The response set forth in Item 5 of the Schedule 13D, as previously amended, is hereby supplemented with the following information:

(a) See items 11 and 13 on the cover pages to this Schedule 13D/A for the aggregate number of shares and the percentage of the Company’s Common Stock owned by the Reporting Persons.

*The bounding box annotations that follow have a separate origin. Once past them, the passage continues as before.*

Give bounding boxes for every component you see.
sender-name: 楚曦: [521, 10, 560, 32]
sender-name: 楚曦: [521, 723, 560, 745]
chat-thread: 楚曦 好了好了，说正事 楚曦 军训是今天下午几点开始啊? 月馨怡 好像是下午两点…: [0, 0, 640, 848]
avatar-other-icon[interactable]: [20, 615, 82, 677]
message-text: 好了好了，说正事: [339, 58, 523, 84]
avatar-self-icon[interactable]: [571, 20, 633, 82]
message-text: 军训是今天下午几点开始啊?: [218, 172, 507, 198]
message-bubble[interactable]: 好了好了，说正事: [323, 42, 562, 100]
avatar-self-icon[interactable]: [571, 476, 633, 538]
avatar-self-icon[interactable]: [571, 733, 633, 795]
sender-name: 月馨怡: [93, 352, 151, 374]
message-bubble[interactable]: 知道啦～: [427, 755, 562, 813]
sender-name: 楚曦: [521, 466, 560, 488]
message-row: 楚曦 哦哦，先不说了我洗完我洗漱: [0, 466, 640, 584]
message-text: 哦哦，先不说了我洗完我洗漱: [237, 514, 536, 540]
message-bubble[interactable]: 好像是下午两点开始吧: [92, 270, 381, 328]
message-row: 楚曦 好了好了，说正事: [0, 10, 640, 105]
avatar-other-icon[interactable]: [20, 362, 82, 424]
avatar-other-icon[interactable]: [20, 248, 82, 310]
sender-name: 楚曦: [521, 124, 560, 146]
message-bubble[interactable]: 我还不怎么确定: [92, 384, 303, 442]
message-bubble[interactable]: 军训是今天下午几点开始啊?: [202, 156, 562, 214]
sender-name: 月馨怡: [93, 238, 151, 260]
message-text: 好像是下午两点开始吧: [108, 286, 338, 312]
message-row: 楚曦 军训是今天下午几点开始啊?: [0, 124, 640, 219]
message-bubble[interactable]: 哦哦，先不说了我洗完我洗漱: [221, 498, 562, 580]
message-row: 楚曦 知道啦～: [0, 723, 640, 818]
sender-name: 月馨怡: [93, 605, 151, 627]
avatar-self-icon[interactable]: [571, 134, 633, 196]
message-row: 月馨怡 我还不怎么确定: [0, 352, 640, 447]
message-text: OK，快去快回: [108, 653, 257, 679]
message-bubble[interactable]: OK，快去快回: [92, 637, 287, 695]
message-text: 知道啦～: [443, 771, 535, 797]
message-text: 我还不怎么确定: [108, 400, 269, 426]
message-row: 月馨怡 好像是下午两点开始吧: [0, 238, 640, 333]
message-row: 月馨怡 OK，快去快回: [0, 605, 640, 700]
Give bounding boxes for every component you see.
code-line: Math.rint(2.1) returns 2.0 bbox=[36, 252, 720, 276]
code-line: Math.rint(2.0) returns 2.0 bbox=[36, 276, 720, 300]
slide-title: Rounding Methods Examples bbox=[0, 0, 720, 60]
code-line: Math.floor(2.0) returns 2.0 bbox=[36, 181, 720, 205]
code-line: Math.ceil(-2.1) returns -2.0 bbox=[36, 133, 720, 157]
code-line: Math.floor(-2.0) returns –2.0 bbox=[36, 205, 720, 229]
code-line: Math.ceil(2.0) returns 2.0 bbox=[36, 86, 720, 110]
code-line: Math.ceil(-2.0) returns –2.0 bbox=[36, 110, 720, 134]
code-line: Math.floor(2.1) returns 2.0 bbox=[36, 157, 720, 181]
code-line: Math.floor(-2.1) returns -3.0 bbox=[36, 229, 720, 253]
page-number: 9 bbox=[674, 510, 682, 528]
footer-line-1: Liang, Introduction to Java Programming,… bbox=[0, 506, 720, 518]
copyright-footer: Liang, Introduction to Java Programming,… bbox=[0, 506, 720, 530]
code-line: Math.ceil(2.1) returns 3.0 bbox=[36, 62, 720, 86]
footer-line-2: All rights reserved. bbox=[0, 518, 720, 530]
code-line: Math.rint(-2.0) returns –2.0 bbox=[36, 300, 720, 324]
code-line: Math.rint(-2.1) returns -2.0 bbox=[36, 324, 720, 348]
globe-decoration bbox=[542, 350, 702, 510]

All percentages in this Amendment No. 11 assume there to be 101,536,779 shares of Common Stock outstanding, as reported in the Company’s quarterly report on Form 10-Q for the quarter ended June 30, 2015, filed with the Commission on August 7, 2015.

(b) See items 7 through 10 on the cover pages to this Schedule 13D/A.

(c) There have been no transactions in the Common Stock effected by the Reporting Persons within sixty (60) days preceding the date hereof.

Item 6. Contracts, Arrangements, Understandings or Relationships With Respect to Securities of the Issuer.

The response set forth in Item 6 of the Schedule 13D, as previously amended, is hereby supplemented with the following information:

Upon receipt of Common Stock in connection with the merger of a predecessor of WFLP with and into WFLP, WFLP became a party to the Amended and Restated Stockholders Agreement.

 

5


SIGNATURE

After reasonable inquiry and to the best of my knowledge and belief, I certify that the information set forth in this statement is true, complete and correct.

Dated: November 3, 2015

 

STEPHEN A. WYNN

/s/ Stephen A. Wynn

Stephen A. Wynn


SIGNATURE

After reasonable inquiry and to the best of my knowledge and belief, I certify that the information set forth in this statement is true, complete and correct.

Dated: November 3, 2015

 

ELAINE P. WYNN

/s/ Elaine P. Wynn

Elaine P. Wynn


SIGNATURE

After reasonable inquiry and to the best of my knowledge and belief, I certify that the information set forth in this statement is true, complete and correct.

Dated: November 3, 2015

 

WYNN FAMILY LIMITED PARTNERSHIP

 

By: Wynn GP, LLC, its general partner

 

By: Stephen A. Wynn Revocable Trust

U/D/T/ Dated June 24, 2010, its manager

/s/ Stephen A. Wynn

By: Stephen A. Wynn

Title: Trustee


EXHIBIT INDEX

 

Exhibit

  

Description

12    Joint Filing Agreement, dated April 21, 2003, between Stephen A. Wynn and Elaine P. Wynn (previously filed as Exhibit (g) to the Schedule 13D/A of Stephen A. Wynn and Elaine P. Wynn, Commission File No. 005-78590, filed on April 21, 2003 and incorporated herein by reference).